Returning to the body, he lifted it to his shoulder, and risking all on a quick sally, ran swiftly across the narrow opening which separated the prisoner’s tent from that of the dead man. Behind the silken wall he halted and lowered his burden to the ground, and there he remained motionless for several minutes, listening.
Satisfied, at last, that no one had seen him, he stooped and raised the bottom of the tent wall, backed in and dragged the thing that had been Mohammed Beyd after him. To the sleeping rugs of the dead raider he drew the corpse, then he fumbled about in the darkness until he had found Mohammed Beyd’s revolver. With the weapon in his hand he returned to the side of the dead man, kneeled beside the bedding, and inserted his right hand with the weapon beneath the rugs, piled a number of thicknesses of the closely woven fabric over and about the revolver with his left hand. Then he pulled the trigger, and at the same time he coughed.
The muffled report could not have been heard above the sound of his cough by one directly outside the tent. Werper was satisfied. A grim smile touched his lips as he withdrew the weapon from the rugs and placed it carefully in the right hand of the dead man, fixing three of the fingers around the grip and the index finger inside the trigger guard.

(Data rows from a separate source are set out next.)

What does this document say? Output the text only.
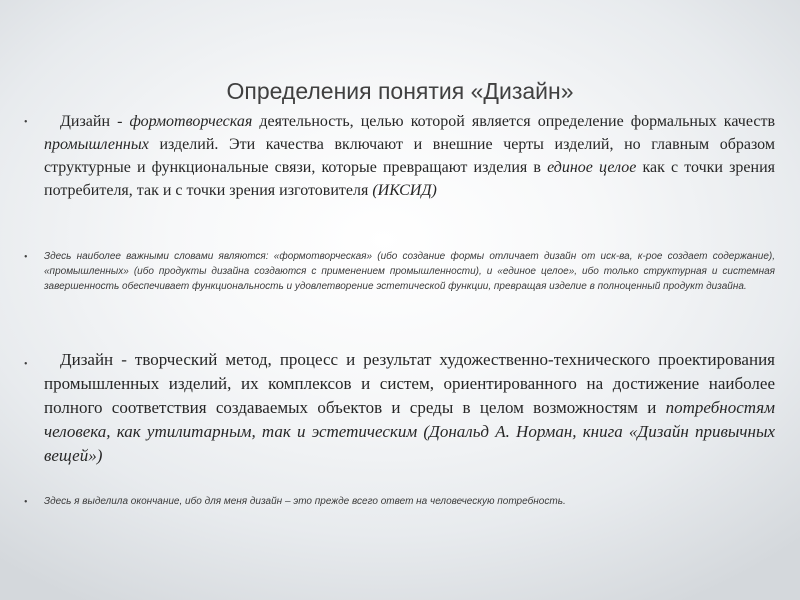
Определения понятия «Дизайн»
•	Дизайн - формотворческая деятельность, целью которой является определение формальных качеств промышленных изделий. Эти качества включают и внешние черты изделий, но главным образом структурные и функциональные связи, которые превращают изделия в единое целое как с точки зрения потребителя, так и с точки зрения изготовителя (ИКСИД)

• Здесь наиболее важными словами являются: «формотворческая» (ибо создание формы отличает дизайн от иск-ва, к-рое создает содержание), «промышленных» (ибо продукты дизайна создаются с применением промышленности), и «единое целое», ибо только структурная и системная завершенность обеспечивает функциональность и удовлетворение эстетической функции, превращая изделие в полноценный продукт дизайна.

•	Дизайн - творческий метод, процесс и результат художественно-технического проектирования промышленных изделий, их комплексов и систем, ориентированного на достижение наиболее полного соответствия создаваемых объектов и среды в целом возможностям и потребностям человека, как утилитарным, так и эстетическим (Дональд А. Норман, книга «Дизайн привычных вещей»)

• Здесь я выделила окончание, ибо для меня дизайн – это прежде всего ответ на человеческую потребность.
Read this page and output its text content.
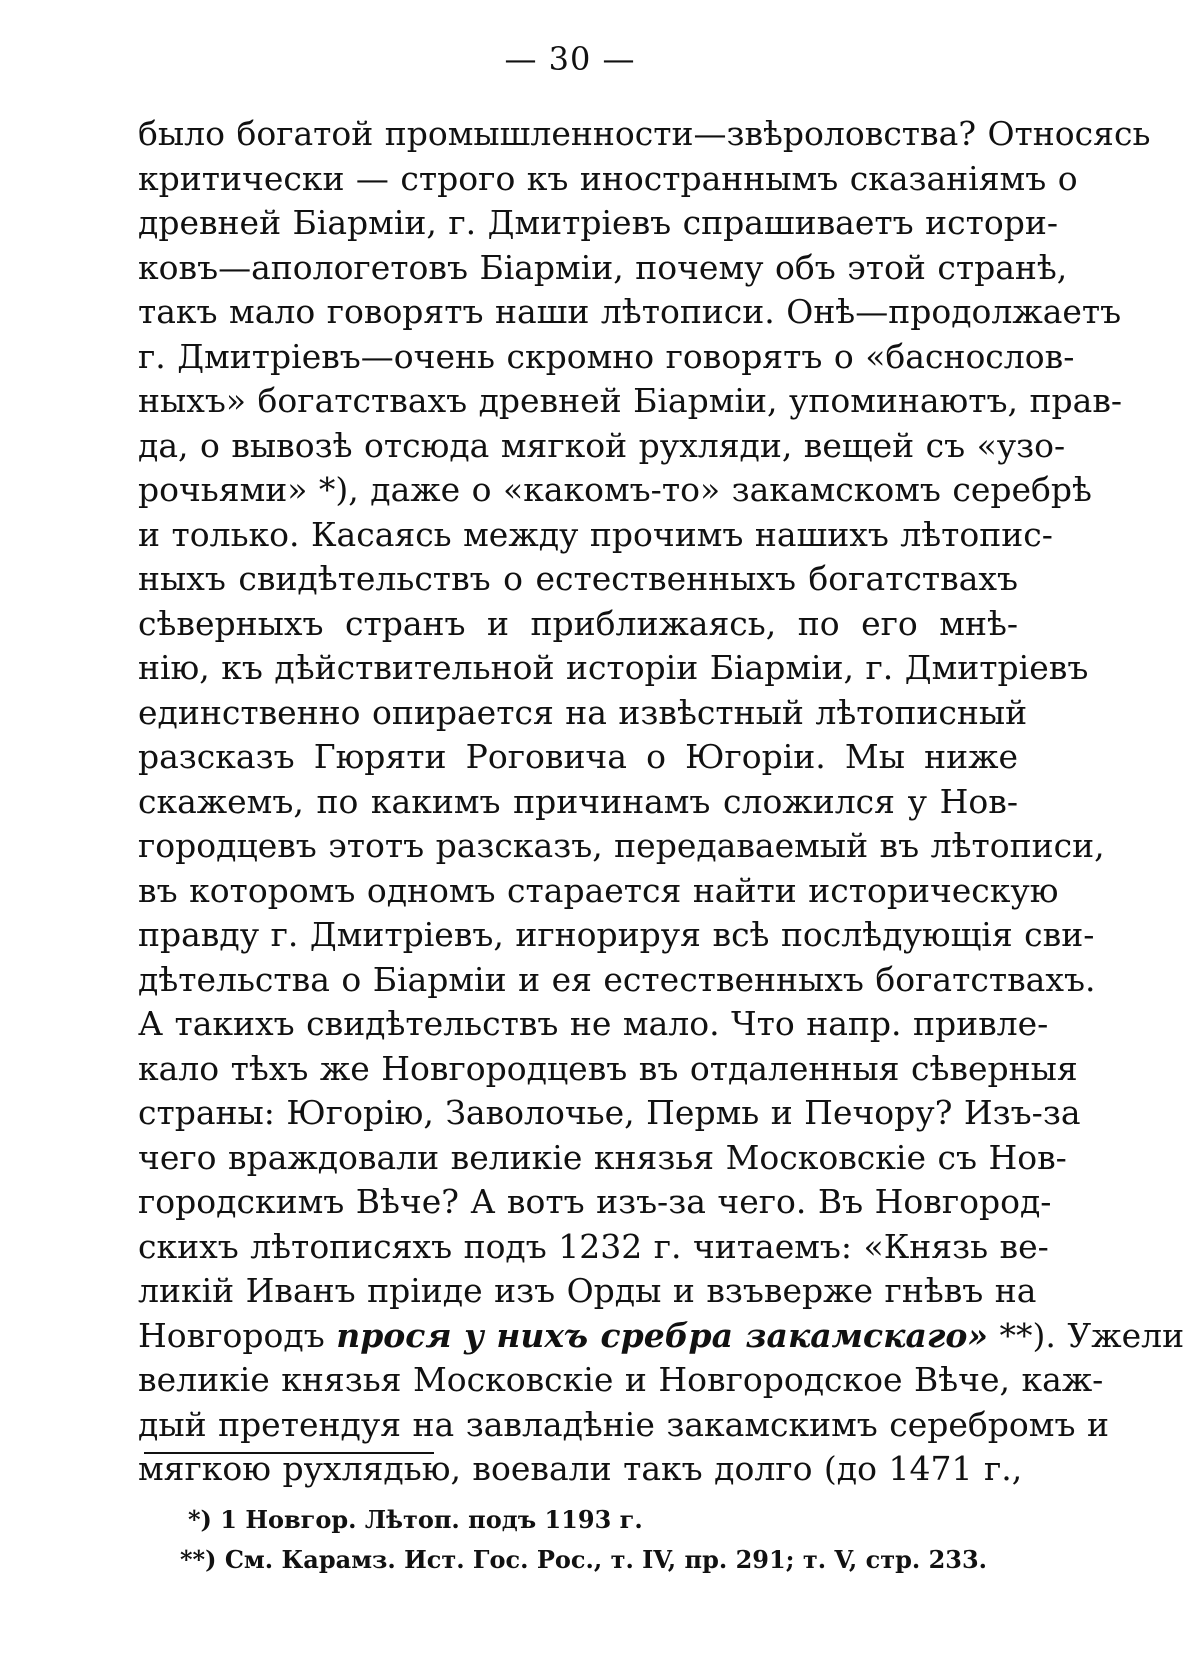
— 30 —
было богатой промышленности—звѣроловства? Относясь
критически — строго къ иностраннымъ сказаніямъ о
древней Біарміи, г. Дмитріевъ спрашиваетъ истори-
ковъ—апологетовъ Біарміи, почему объ этой странѣ,
такъ мало говорятъ наши лѣтописи. Онѣ—продолжаетъ
г. Дмитріевъ—очень скромно говорятъ о «баснослов-
ныхъ» богатствахъ древней Біарміи, упоминаютъ, прав-
да, о вывозѣ отсюда мягкой рухляди, вещей съ «узо-
рочьями» *), даже о «какомъ-то» закамскомъ серебрѣ
и только. Касаясь между прочимъ нашихъ лѣтопис-
ныхъ свидѣтельствъ о естественныхъ богатствахъ
сѣверныхъ странъ и приближаясь, по его мнѣ-
нію, къ дѣйствительной исторіи Біарміи, г. Дмитріевъ
единственно опирается на извѣстный лѣтописный
разсказъ Гюряти Роговича о Югоріи. Мы ниже
скажемъ, по какимъ причинамъ сложился у Нов-
городцевъ этотъ разсказъ, передаваемый въ лѣтописи,
въ которомъ одномъ старается найти историческую
правду г. Дмитріевъ, игнорируя всѣ послѣдующія сви-
дѣтельства о Біарміи и ея естественныхъ богатствахъ.
А такихъ свидѣтельствъ не мало. Что напр. привле-
кало тѣхъ же Новгородцевъ въ отдаленныя сѣверныя
страны: Югорію, Заволочье, Пермь и Печору? Изъ-за
чего враждовали великіе князья Московскіе съ Нов-
городскимъ Вѣче? А вотъ изъ-за чего. Въ Новгород-
скихъ лѣтописяхъ подъ 1232 г. читаемъ: «Князь ве-
ликій Иванъ пріиде изъ Орды и взъверже гнѣвъ на
Новгородъ прося у нихъ сребра закамскаго» **). Ужели
великіе князья Московскіе и Новгородское Вѣче, каж-
дый претендуя на завладѣніе закамскимъ серебромъ и
мягкою рухлядью, воевали такъ долго (до 1471 г.,
*) 1 Новгор. Лѣтоп. подъ 1193 г.
**) См. Карамз. Ист. Гос. Рос., т. IV, пр. 291; т. V, стр. 233.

A moment longer he tarried to rearrange the disordered rugs, and then he left as he had entered, fastening down the rear wall of the tent as it had been before he had raised it.
Going to the tent of the prisoner he removed there also the evidence that someone might have come or gone beneath the rear wall. Then he returned to his own tent, entered, fastened down the canvas, and crawled into his blankets.
The following morning he was awakened by the excited voice of Mohammed Beyd’s slave calling to him at the entrance of his tent.
“Quick! Quick!” cried the black in a frightened tone. “Come! Mohammed Beyd is dead in his tent—dead by his own hand.”
Werper sat up quickly in his blankets at the first alarm, a startled expression upon his countenance; but at the last words of the black a sigh of relief escaped his lips and a slight smile replaced the tense lines upon his face.
“I come,” he called to the slave, and drawing on his boots, rose and went out of his tent.
Excited Arabs and blacks were running from all parts of the camp toward the silken tent of Mohammed Beyd, and when Werper entered he found a number of the raiders crowded about the corpse, now cold and stiff.